Customers who respond with a 6 or lower are considered Detractors. These customers are unsatisfied and are likely to not buy from or use your services again. They may even be the ones who voice their opinion publicly and discourage others from buying your product or using your service.
Calculating your NPS Score
In order to find a company’s Net Promoter Score or NPS you can use a simple equation. Subtract the percentage of Detractors from the percentage of Promoters.
For example, if 5 percent of your respondents are Detractors and 80 percent are Promoters your NPS would be 75.
What is considered a good NPS score?
Net Promoter Scores can range from -100 where every customer is a detractor, to 100 where everyone is a Promoter. Finding a company with a NPS score of 100 is just not realistic. It’s simply not possible to satisfy every single customer, but looking at averages is a healthy way of comparing your company to others in your industry.
Nice | Satmetrix have compiled a nice list of industry Net Promoter Score averages.
You may be looking at this chart and thinking, “wowza, these seem low”, but there are a few factors to consider. In a study done by Colloquy, 75% of the general population said they would share a negative customer experience with friends and family, but only 42% would recommend a product or service with which they had a positive experience.
So what does that say? Potentially that those who have had a less than stellar experience are more likely to fill out surveys like the NPS and those with a positive experience aren’t sharing their experiences? Sure. That’s definitely possible. While that seems bleak, companies that use these scores and work on their customer experience will certainly be the ones benefiting.
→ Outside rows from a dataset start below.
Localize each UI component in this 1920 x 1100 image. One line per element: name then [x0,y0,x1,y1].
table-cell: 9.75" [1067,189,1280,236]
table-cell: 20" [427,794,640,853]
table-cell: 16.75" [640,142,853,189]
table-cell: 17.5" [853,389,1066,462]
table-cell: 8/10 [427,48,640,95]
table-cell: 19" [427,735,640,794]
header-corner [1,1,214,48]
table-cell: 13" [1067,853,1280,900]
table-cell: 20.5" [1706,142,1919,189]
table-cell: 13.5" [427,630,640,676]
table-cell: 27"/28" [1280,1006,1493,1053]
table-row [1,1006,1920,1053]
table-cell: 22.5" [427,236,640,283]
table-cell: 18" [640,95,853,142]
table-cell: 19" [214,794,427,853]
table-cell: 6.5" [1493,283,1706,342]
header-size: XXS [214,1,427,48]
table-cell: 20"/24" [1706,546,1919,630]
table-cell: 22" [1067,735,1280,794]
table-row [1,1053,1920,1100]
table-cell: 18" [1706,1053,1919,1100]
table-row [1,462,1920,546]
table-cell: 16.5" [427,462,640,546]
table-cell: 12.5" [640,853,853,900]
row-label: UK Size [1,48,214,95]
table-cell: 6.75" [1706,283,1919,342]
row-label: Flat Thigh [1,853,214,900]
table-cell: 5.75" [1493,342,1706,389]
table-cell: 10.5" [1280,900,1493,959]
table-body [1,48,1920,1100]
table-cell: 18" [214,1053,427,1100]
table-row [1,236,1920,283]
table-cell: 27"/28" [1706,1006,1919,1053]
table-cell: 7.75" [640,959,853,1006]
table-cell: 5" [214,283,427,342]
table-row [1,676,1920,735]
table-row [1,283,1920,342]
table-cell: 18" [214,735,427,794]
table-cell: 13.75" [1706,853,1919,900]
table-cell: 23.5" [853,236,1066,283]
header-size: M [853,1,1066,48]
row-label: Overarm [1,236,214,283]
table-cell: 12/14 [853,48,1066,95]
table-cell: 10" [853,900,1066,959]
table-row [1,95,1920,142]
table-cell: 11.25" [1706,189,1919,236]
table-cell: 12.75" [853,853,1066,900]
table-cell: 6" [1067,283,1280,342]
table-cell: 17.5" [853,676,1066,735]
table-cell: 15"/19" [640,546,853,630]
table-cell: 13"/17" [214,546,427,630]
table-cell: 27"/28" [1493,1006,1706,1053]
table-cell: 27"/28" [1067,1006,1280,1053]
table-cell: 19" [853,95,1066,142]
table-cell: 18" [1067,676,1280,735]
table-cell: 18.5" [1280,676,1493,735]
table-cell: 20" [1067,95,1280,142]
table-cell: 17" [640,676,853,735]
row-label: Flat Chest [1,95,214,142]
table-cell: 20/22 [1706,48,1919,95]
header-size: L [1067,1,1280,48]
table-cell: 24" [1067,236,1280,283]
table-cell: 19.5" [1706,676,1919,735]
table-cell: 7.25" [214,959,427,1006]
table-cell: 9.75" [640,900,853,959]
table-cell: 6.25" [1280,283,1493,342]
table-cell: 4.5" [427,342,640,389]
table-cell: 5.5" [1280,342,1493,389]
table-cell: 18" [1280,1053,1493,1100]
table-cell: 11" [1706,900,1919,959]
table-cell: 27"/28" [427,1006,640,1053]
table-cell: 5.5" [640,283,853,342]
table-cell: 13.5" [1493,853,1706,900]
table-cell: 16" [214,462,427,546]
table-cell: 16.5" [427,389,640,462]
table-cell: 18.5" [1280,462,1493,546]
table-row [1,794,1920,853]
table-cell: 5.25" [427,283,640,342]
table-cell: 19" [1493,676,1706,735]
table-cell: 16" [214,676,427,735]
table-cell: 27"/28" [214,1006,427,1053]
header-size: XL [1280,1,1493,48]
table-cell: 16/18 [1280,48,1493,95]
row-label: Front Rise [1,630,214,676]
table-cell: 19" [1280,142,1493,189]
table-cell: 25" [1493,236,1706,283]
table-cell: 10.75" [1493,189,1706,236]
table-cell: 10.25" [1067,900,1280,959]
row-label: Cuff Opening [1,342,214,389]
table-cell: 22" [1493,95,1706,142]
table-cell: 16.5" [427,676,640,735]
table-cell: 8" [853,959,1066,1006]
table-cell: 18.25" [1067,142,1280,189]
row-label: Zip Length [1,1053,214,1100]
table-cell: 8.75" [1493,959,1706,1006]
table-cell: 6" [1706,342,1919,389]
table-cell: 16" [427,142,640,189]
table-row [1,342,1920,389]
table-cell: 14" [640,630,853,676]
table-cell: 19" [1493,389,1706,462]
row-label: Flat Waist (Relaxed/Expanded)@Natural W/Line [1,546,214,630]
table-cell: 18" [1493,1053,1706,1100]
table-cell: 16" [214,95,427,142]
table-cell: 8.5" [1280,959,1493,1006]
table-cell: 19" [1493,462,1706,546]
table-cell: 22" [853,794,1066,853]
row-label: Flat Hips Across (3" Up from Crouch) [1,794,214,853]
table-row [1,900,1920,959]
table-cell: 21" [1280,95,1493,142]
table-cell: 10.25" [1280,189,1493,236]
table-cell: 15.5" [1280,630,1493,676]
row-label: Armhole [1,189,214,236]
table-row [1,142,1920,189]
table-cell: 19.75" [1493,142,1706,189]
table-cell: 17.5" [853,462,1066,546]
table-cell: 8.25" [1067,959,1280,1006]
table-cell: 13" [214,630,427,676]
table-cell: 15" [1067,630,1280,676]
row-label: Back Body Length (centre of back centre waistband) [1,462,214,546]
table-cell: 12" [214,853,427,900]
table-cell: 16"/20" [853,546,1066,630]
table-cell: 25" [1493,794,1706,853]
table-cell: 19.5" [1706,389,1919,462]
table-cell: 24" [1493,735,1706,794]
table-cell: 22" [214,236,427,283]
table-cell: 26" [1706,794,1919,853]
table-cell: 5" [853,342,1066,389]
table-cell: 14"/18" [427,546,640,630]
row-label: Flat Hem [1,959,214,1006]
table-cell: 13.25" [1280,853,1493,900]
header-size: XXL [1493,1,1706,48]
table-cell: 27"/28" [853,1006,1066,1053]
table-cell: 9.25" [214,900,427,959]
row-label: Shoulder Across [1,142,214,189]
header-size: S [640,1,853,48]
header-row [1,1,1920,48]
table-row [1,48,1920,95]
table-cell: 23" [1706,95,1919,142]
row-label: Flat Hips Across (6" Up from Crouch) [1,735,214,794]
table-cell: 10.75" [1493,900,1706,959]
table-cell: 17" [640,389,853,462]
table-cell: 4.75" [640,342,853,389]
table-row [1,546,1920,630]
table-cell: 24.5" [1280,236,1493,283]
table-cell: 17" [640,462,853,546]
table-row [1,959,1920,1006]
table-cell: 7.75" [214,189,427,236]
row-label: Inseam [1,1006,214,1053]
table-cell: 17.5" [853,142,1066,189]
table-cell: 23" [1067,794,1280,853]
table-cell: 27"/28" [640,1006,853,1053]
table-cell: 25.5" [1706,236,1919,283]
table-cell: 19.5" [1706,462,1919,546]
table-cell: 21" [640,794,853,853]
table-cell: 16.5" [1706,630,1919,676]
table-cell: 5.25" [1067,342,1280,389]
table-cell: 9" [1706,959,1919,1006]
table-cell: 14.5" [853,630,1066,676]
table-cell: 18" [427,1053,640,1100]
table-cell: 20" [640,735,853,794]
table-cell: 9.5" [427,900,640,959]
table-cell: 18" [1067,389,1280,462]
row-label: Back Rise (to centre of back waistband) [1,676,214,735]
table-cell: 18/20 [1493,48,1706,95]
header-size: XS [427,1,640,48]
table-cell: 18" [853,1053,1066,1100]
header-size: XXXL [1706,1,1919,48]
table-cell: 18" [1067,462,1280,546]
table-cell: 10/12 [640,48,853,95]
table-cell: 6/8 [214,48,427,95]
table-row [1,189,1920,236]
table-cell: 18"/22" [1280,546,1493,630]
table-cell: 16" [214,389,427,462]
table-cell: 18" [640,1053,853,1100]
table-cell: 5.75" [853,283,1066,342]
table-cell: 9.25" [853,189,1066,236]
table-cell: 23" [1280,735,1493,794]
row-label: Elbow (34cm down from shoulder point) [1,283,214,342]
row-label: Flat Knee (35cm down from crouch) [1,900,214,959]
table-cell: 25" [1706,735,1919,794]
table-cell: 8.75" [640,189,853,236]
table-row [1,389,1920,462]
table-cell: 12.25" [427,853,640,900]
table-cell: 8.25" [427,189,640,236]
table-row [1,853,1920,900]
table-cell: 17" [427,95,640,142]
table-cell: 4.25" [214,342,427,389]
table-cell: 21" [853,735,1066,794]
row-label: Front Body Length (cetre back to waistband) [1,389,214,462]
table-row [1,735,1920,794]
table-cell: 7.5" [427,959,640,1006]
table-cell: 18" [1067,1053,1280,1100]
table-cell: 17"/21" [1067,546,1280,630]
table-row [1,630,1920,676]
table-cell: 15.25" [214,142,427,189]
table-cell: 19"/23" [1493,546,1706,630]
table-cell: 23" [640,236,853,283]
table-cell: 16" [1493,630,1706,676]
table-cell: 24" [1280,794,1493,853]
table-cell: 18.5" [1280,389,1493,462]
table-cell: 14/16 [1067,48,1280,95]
How do you use Net Promoter Score (NPS)?
According to Gartner, 80% of future revenue comes from 20% of existing customers. So how can companies use this knowledge and combine that with their Net Promoter Score data? There are 2 ways. The first would be to focus on your raving fans. Using a tool like the NPS, find the customers that score your company at a 9 or 10. These are likely the customers who will vouch for you, participate in customer case studies and are more likely to spread the love to their friends and colleagues about their experience with your product or service. Focus on these folks, keep them happy and nurture their experience.
The second would be to focus on those that gave your product or service a less than stellar score. Talk to these customers, if they are willing, and see what you can do to change their experience. Maybe they need more training, more individual attention or a different product that suits their needs.
The data collected from the Net Promoter Score is a powerful tool for all companies. Whether you are looking to maximize your ecommerce customer experience, create raving fans, or prevent churn, evaluating feedback from your customers is always the right answer.